Founded as Rotherham in 1870, the club known as Rotherham
Town joined the Football League in 1893 but were voted out in 1896. Rotherham
County was elected to division two in 1919. In 1925 the clubs amalgamated and
became United. The club moved away from Millmoor to the Don Valley Stadium in
May 2008 after a dispute with the ground owner Ken Booth. In January 2010 the
club purchased the former site of the Guest and Chrimes Foundry for the new
stadium. Guest and Chrimes was a steelworks company, who made the iconic fire
hydrants seen in New York City, often spouting water after being hit in a car chase.
The name of the stadium was announced as the 'New York
Stadium' on 19 December 2011. The reason is that the area of land the stadium
is sited is called New York. The club also hopes that the name could bring investment from
New York City, as the New York Yankees chairman had recently said that he
wanted to invest in an English football team.

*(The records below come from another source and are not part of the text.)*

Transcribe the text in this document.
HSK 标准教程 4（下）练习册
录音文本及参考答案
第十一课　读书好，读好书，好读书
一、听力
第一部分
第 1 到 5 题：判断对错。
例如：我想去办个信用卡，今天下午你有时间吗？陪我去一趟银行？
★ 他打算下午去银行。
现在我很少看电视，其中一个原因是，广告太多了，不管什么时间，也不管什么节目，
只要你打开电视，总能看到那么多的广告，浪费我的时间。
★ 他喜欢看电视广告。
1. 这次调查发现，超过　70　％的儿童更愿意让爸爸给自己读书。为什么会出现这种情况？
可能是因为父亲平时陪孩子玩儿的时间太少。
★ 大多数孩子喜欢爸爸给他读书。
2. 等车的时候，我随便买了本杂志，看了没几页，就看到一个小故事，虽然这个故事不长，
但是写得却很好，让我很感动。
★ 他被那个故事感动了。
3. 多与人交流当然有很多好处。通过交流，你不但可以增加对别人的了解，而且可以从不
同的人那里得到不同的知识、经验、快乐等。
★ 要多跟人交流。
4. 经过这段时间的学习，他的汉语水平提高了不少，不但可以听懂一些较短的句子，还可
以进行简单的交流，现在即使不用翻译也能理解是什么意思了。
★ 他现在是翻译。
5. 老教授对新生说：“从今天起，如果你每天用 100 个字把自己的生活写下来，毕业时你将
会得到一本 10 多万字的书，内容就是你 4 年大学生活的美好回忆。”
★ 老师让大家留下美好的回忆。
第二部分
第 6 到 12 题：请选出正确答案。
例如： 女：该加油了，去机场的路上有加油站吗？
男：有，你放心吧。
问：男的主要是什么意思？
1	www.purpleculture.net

Saturday's opposition MK Dons, of course, are more recent additions to
the Football league, but the club had its origins in Wimbledon FC, the only
club known to have won the FA Cup (1988) and FA
Amateur Cup (1963) apart from the non pyramid Old Carthusians, the old boys of
Charterhouse School. For true amateurs, they dominated the 1880-90s football scene, winning the FA Cup in 1881 and the FA Amateur Cup in 1894 and 1897, losing in the final to Middlesbrough Ironopolis in 1895.